What are the prospects of the cyber insurance market? Will it turn into a true panacea for potential victims of cybercrimes or not? To try to answer these questions, let's first have a look at some key stats:
The global market for cybersecurity insurance was USD 7.60 billion in 2021 and is expected to grow to USD 20.43 billion by 2027.
Over the past 3 years, cyber insurance claims have increased by 100% and payouts a 200%, with the peak claims being 8,100 in 2021.
99% of all cybersecurity insurance claims came from SME companies (annual revenue under $2 billion).
A small to medium enterprise's average cybersecurity insurance claim cost is $345,000.
Judging by these trends, there should be no worries about the future of cybersecurity insurance… or should be?
Mario Greco, the Zurich CEO, shares a not-so-optimistic point of view. At the end of 2022, he stated in an interview with Financial Times that cyberattacks will become uninsurable.

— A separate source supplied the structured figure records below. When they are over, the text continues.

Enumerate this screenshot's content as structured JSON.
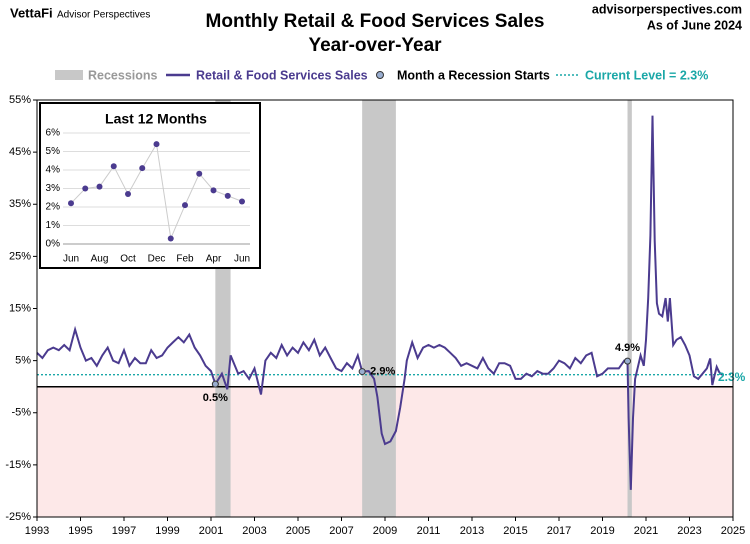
{
  "header": {
    "brand": "VettaFi",
    "brand_sub": "Advisor Perspectives",
    "site": "advisorperspectives.com",
    "as_of": "As of June 2024"
  },
  "chart_data": [
    {
      "type": "line",
      "title": "Monthly Retail & Food Services Sales",
      "subtitle": "Year-over-Year",
      "xlim": [
        1993,
        2025
      ],
      "xticks": [
        1993,
        1995,
        1997,
        1999,
        2001,
        2003,
        2005,
        2007,
        2009,
        2011,
        2013,
        2015,
        2017,
        2019,
        2021,
        2023,
        2025
      ],
      "ylim": [
        -25,
        55
      ],
      "yticks": [
        {
          "value": -25,
          "label": "-25%"
        },
        {
          "value": -15,
          "label": "-15%"
        },
        {
          "value": -5,
          "label": "-5%"
        },
        {
          "value": 5,
          "label": "5%"
        },
        {
          "value": 15,
          "label": "15%"
        },
        {
          "value": 25,
          "label": "25%"
        },
        {
          "value": 35,
          "label": "35%"
        },
        {
          "value": 45,
          "label": "45%"
        },
        {
          "value": 55,
          "label": "55%"
        }
      ],
      "recessions": {
        "name": "Recessions",
        "color": "#c8c8c8",
        "spans": [
          [
            2001.2,
            2001.9
          ],
          [
            2007.95,
            2009.5
          ],
          [
            2020.15,
            2020.35
          ]
        ]
      },
      "series": [
        {
          "name": "Retail & Food Services Sales",
          "color": "#4b3b8f",
          "x": [
            1993,
            1993.25,
            1993.5,
            1993.75,
            1994,
            1994.25,
            1994.5,
            1994.75,
            1995,
            1995.25,
            1995.5,
            1995.75,
            1996,
            1996.25,
            1996.5,
            1996.75,
            1997,
            1997.25,
            1997.5,
            1997.75,
            1998,
            1998.25,
            1998.5,
            1998.75,
            1999,
            1999.25,
            1999.5,
            1999.75,
            2000,
            2000.25,
            2000.5,
            2000.75,
            2001,
            2001.2,
            2001.5,
            2001.75,
            2001.9,
            2002.25,
            2002.5,
            2002.75,
            2003,
            2003.3,
            2003.5,
            2003.75,
            2004,
            2004.25,
            2004.5,
            2004.75,
            2005,
            2005.25,
            2005.5,
            2005.75,
            2006,
            2006.25,
            2006.5,
            2006.75,
            2007,
            2007.25,
            2007.5,
            2007.75,
            2007.95,
            2008.25,
            2008.5,
            2008.65,
            2008.85,
            2009,
            2009.25,
            2009.5,
            2009.7,
            2009.9,
            2010,
            2010.25,
            2010.5,
            2010.75,
            2011,
            2011.25,
            2011.5,
            2011.75,
            2012,
            2012.25,
            2012.5,
            2012.75,
            2013,
            2013.25,
            2013.5,
            2013.75,
            2014,
            2014.25,
            2014.5,
            2014.75,
            2015,
            2015.25,
            2015.5,
            2015.75,
            2016,
            2016.25,
            2016.5,
            2016.75,
            2017,
            2017.25,
            2017.5,
            2017.75,
            2018,
            2018.25,
            2018.5,
            2018.75,
            2019,
            2019.25,
            2019.5,
            2019.75,
            2020,
            2020.15,
            2020.2,
            2020.3,
            2020.4,
            2020.5,
            2020.75,
            2020.9,
            2021,
            2021.1,
            2021.2,
            2021.3,
            2021.4,
            2021.5,
            2021.6,
            2021.75,
            2021.9,
            2022,
            2022.1,
            2022.25,
            2022.4,
            2022.6,
            2022.8,
            2023,
            2023.2,
            2023.4,
            2023.6,
            2023.8,
            2023.95,
            2024.05,
            2024.15,
            2024.25,
            2024.35,
            2024.4,
            2024.5
          ],
          "values": [
            6.5,
            5.5,
            7,
            7.5,
            7,
            8,
            7,
            11,
            7.5,
            5,
            5.5,
            4,
            6,
            7.5,
            5,
            4.5,
            7,
            4,
            5.5,
            4.5,
            4.5,
            7,
            5.5,
            6,
            7.5,
            8.5,
            9.5,
            8.5,
            10,
            7.5,
            6,
            4,
            3,
            0.5,
            2.5,
            -0.5,
            6,
            2.5,
            3,
            1.5,
            3.5,
            -1.5,
            5,
            6.5,
            5.5,
            8,
            6,
            7.5,
            6.5,
            8.5,
            7,
            9,
            6,
            7.5,
            5.5,
            3.5,
            3,
            4.5,
            3.5,
            6,
            2.9,
            3,
            1.5,
            -2,
            -9,
            -11,
            -10.5,
            -8.5,
            -4,
            1.5,
            5,
            8.5,
            5.5,
            7.5,
            8,
            7.5,
            8,
            7.5,
            6.5,
            5.5,
            4,
            4.5,
            4,
            3.5,
            5.5,
            3.5,
            2.5,
            4.5,
            4.5,
            4,
            1.5,
            1.5,
            2.5,
            2,
            3,
            2.5,
            2.5,
            3.5,
            5,
            4.5,
            3.5,
            5.5,
            4.5,
            6,
            6.5,
            2,
            2.5,
            3.5,
            3.5,
            3.5,
            5,
            4.9,
            -6,
            -19.8,
            -6,
            1.5,
            6,
            4,
            9,
            17,
            29,
            52,
            28,
            16,
            14,
            13.5,
            17,
            12.5,
            17,
            8,
            9,
            9.5,
            8,
            6,
            2,
            1.5,
            2.5,
            3.5,
            5.4,
            0.3,
            2.1,
            3.8,
            2.9,
            2.6,
            2.3
          ]
        },
        {
          "name": "Month a Recession Starts",
          "color": "#9aaed0",
          "x": [
            2001.2,
            2007.95,
            2020.15
          ],
          "values": [
            0.5,
            2.9,
            4.9
          ],
          "value_labels": [
            "0.5%",
            "2.9%",
            "4.9%"
          ]
        }
      ],
      "reference_line": {
        "name": "Current Level = 2.3%",
        "value": 2.3,
        "label": "2.3%",
        "color": "#1aa7a7"
      }
    },
    {
      "type": "line",
      "title": "Last 12 Months",
      "color": "#4b3b8f",
      "line_color": "#cccccc",
      "categories": [
        "Jun",
        null,
        "Aug",
        null,
        "Oct",
        null,
        "Dec",
        null,
        "Feb",
        null,
        "Apr",
        null,
        "Jun"
      ],
      "values": [
        2.2,
        3.0,
        3.1,
        4.2,
        2.7,
        4.1,
        5.4,
        0.3,
        2.1,
        3.8,
        2.9,
        2.6,
        2.3
      ],
      "ylim": [
        0,
        6
      ],
      "yticks": [
        {
          "value": 0,
          "label": "0%"
        },
        {
          "value": 1,
          "label": "1%"
        },
        {
          "value": 2,
          "label": "2%"
        },
        {
          "value": 3,
          "label": "3%"
        },
        {
          "value": 4,
          "label": "4%"
        },
        {
          "value": 5,
          "label": "5%"
        },
        {
          "value": 6,
          "label": "6%"
        }
      ],
      "grid": true
    }
  ]
}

What will become uninsurable is going to be cyber," Greco said, "What if someone takes control of vital parts of our infrastructure? The consequences of that? There must be a perception that this is not just data . . . this is about civilization. These people can severely disrupt our lives.
That's an alarming forecast, but some recent developments show that the market might be moving in that direction. Growing cyber losses have made underwriters limit their exposure; some insurers raised prices and tweaked policies to limit their potential payouts.
Zurich's CEO knows what he is talking about. The company recently settled a 100 million lawsuit brought by Mondelez International for refusing to pay out on cyber claims. They were related to the 2017 NotPetya attack when Mondelez had 24,000 laptops and 1,700 servers down.
Zurich claimed it was an act of war exemption, an attack by one state against another, so it was collateral damage. Mondelez claimed otherwise. The settlement details are not public, but many believe the court was beginning to weigh in favor of Mondelez.
Whatever the settlement was, it had not set a precedent, and the major problem with such attacks persisted: a confident identification of who or what stands behind a cyber-attack. So, clarity has yet to be added for insurers or businesses, but insurers will definitely continue to reduce their exposure.
But will they be able to retain and grow the market by doing so? We are still waiting to see this, as increasing prices and exceptions might easily take the insurers over the line where businesses stop buying cyber insurance.
This situation can be amended if the governments join the process of underwriting the losses from cyber attacks, similar to how it happens in some jurisdictions for earthquakes or terror attacks.
The potential impact of major cyber attacks makes such a move look justified, but so far, the cyber risks part of the landscape is developing faster. And we are still to see whether insurers and governments can keep up.
Cyber insurance, while viable, does not look like the best option. An up-to-date and reliable cybersecurity program for your business will likely remain the best option. It might be complicated to build, but it is realistic. Even if you are unlikely to reduce the possibility of a breach to zero, a business can minimize its consequences for clients and for itself.